If you feel you are in a position to take on obviously important problems, more power to you. I try to work on problems that everyone seems to think are bad ideas (either unimportant or too difficult), but where I have some “unfair advantage” that leads me to think otherwise. Of course, a lot of the time they are right, but sometimes they are not. Let me give two examples.
I consider Adnostic (online behavioral advertising without tracking) to be moderately successful: it has had an impact on other research in the area, as well as in policy circles as an existence proof of behavioral-advertising-with-privacy. Now, my coauthors started working on it before I joined them, so I can take none of the credit for problem selection. But it’s a good illustration of the principle. The main reason they decided this problem was important was that privacy advocates were up in arms about online tracking. Almost no one in the computer science community was studying the topic, because they felt that simply blocking trackers was an adequate solution. So this was a case of picking a problem that people didn’t realize was important. Three years later it’s become a very crowded research space.
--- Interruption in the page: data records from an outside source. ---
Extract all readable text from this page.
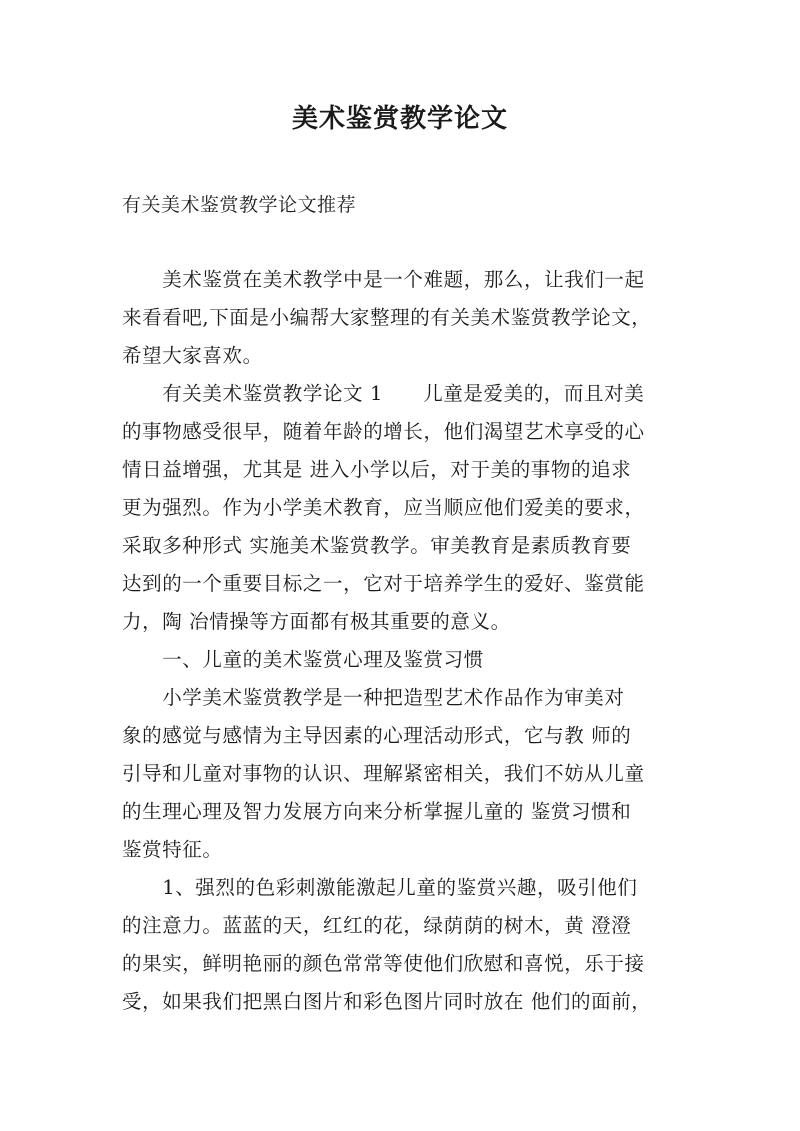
美术鉴赏教学论文

有关美术鉴赏教学论文推荐

　　美术鉴赏在美术教学中是一个难题，那么，让我们一起
来看看吧,下面是小编帮大家整理的有关美术鉴赏教学论文，
希望大家喜欢。
　　有关美术鉴赏教学论文 1　　儿童是爱美的，而且对美
的事物感受很早，随着年龄的增长，他们渴望艺术享受的心
情日益增强，尤其是 进入小学以后，对于美的事物的追求
更为强烈。作为小学美术教育，应当顺应他们爱美的要求，
采取多种形式 实施美术鉴赏教学。审美教育是素质教育要
达到的一个重要目标之一，它对于培养学生的爱好、鉴赏能
力，陶 冶情操等方面都有极其重要的意义。
　　一、儿童的美术鉴赏心理及鉴赏习惯
　　小学美术鉴赏教学是一种把造型艺术作品作为审美对
象的感觉与感情为主导因素的心理活动形式，它与教 师的
引导和儿童对事物的认识、理解紧密相关，我们不妨从儿童
的生理心理及智力发展方向来分析掌握儿童的 鉴赏习惯和
鉴赏特征。
　　1、强烈的色彩刺激能激起儿童的鉴赏兴趣，吸引他们
的注意力。蓝蓝的天，红红的花，绿荫荫的树木，黄 澄澄
的果实，鲜明艳丽的颜色常常等使他们欣慰和喜悦，乐于接
受，如果我们把黑白图片和彩色图片同时放在 他们的面前，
Another example is my work with Shmatikov on deanonymizing social networks by being able to find a matching between the nodes of two social graphs. Most people I talked to at the time thought this was impossible — after all, it’s a much harder version of graph isomorphism, and we’re talking about graphs with millions of nodes. Here’s the catch: people intuitively think graph isomorphism is “hard,” but it is in fact not NP-complete and on real-world graphs it embarrassingly easy. We knew this, and even though the social network matching problem is harder than graph isomorphism, we thought it was still doable. In the end it took months of work, but fortunately it was just within the realm of possibility.
5. Most researchers are known for only one or two things.
Let me end with an interesting side effect of the high-skew theory: a successful researcher may have worked on many successful projects during their career, but the top one or two of those will likely be far better known than the rest. This seems to be borne out empirically, and a source of much annoyance for many researchers to be pigeonholed as “the person who did X.” Let’s take Ron Rivest who’s been prolific for several decades not just in cryptography but also in algorithms and lately in voting. Most computer scientists will recall that he’s the R in RSA, but knowledge of his work drops off sharply after that. This is also reflected in the citation counts (the first entry is a textbook, not a research paper). 
In summary, if you’re a researcher, think carefully about which projects to work on and what the individual and overall chances of success are. And if you’re someone who’s skeptical about academia because your friend who dropped out of a Ph.D. after their project failed convinced you that all research is useless, I hope this post got you to think twice.
I may do a follow-up post examining whether ideas are as valuable as they are held to be in the research community, or whether research ideas are more similar to startup ideas in that it’s really execution and selling that lead to success.
 For example, a quarter of my papers are responsible for over 80% of my citations.
 That said, I will get a much better idea in the next few months from the other side of the table :)
 Specifically, it undermines the “we can’t stop tracking because it would kill our business model” argument that companies love to make when faced with pressure from privacy advocates and regulators.
 To be clear, my point is that Rivest’s citation counts drop off relative to his most well-known works.
Thanks to Joe Bonneau for comments on a draft.